I also ran some correlations, or ‘word associations.’  Terms that tend to be used in association with ‘factory farms’ include hens, debeaked,suffering, cruelty,secretive, excess.  All of these terms tend to be related to livestock production, and seem to have negative sentment.  Words correlated with family farms are more neutral, hauled, Missouri, beans, peas, operated, battling.   Terms associated with ‘gmo’ include ban, irreversible, killing.  Interesting the term ‘sustainable’ brought up neutral terms. It doesn’t appear, at least from this sample, that sustainable agriculture is associated with biotechnology, at least in the context of tweets related to ‘factory farms.’  Again, to me this speaks more about misperceptions related to modern sustainable agriculture.

Of course, this is just a first jab at this, I’m no expert in text analytics, and I had to rely on my subjective interpretation to some extent. And, obviously, I have not discovered anything that most people in the ag industry don’t already know. However, more sophisticated analysis is possible and could be more revealing than the example I just gave. I truly believe that text analytics can be a powerful tool for the ag industry and agvocation in the future.

Friday, June 04, 2010

Superimposed Overlapping Kernal Density Plots

Below is a histogram of Garst corn yields (simulated data) and KDE plots for Round Up Ready (RR) non RR and all plots superimposed in one graph. (click to enlarge)

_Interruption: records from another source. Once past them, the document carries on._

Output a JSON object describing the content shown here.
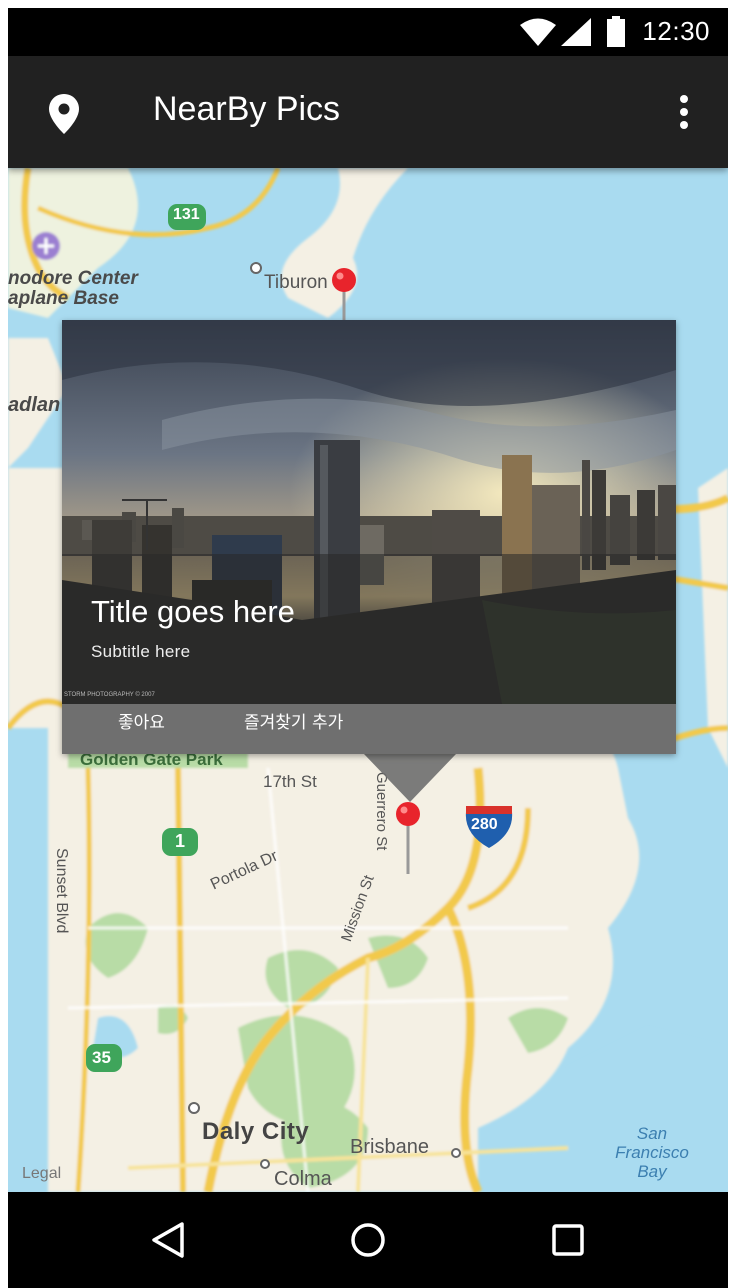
{
  "status_bar": {
    "time": "12:30"
  },
  "app_bar": {
    "title": "NearBy Pics"
  },
  "map": {
    "labels": {
      "tiburon": "Tiburon",
      "center_line1": "nodore Center",
      "center_line2": "aplane Base",
      "alameda": "adlan",
      "golden_gate_park": "Golden Gate Park",
      "seventeenth_st": "17th St",
      "sunset_blvd": "Sunset Blvd",
      "portola_dr": "Portola Dr",
      "guerrero_st": "Guerrero St",
      "mission_st": "Mission St",
      "daly_city": "Daly City",
      "brisbane": "Brisbane",
      "colma": "Colma",
      "sf_bay_line1": "San",
      "sf_bay_line2": "Francisco",
      "sf_bay_line3": "Bay",
      "legal": "Legal"
    },
    "shields": {
      "route_131": "131",
      "route_1": "1",
      "route_35": "35",
      "interstate_280": "280"
    }
  },
  "card": {
    "title": "Title goes here",
    "subtitle": "Subtitle here",
    "photo_credit": "STORM PHOTOGRAPHY © 2007",
    "actions": {
      "like": "좋아요",
      "favorite": "즐겨찾기 추가"
    }
  },
  "colors": {
    "app_bar": "#212121",
    "status_bar": "#000000",
    "card_actions": "#6f6f6f",
    "pin": "#e8242c",
    "water": "#a9dbf0",
    "land": "#f4f0e4"
  },
  "icons": {
    "status": [
      "wifi-icon",
      "signal-icon",
      "battery-icon"
    ],
    "app_bar": [
      "location-pin-icon",
      "overflow-menu-icon"
    ],
    "nav": [
      "back-icon",
      "home-icon",
      "recents-icon"
    ]
  }
}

The R package Rattle will do this via the R Data Miner Gui, but I wanted to know how to do it without having to pull up the GUI each time. I thought the code would be more difficult than what it was, but it didn't take me long to figure it out.

When reading the documentation provided by the Data Mining Survivor guide, or one of these sources, I remember authors talking about how useful the Rattle log would be for learning R. I didn't think I'd learn much R this way, but I've been very surprised. For this graphic it was just a matter of copying code from the log and pasting into the R scripting window and making a few changes.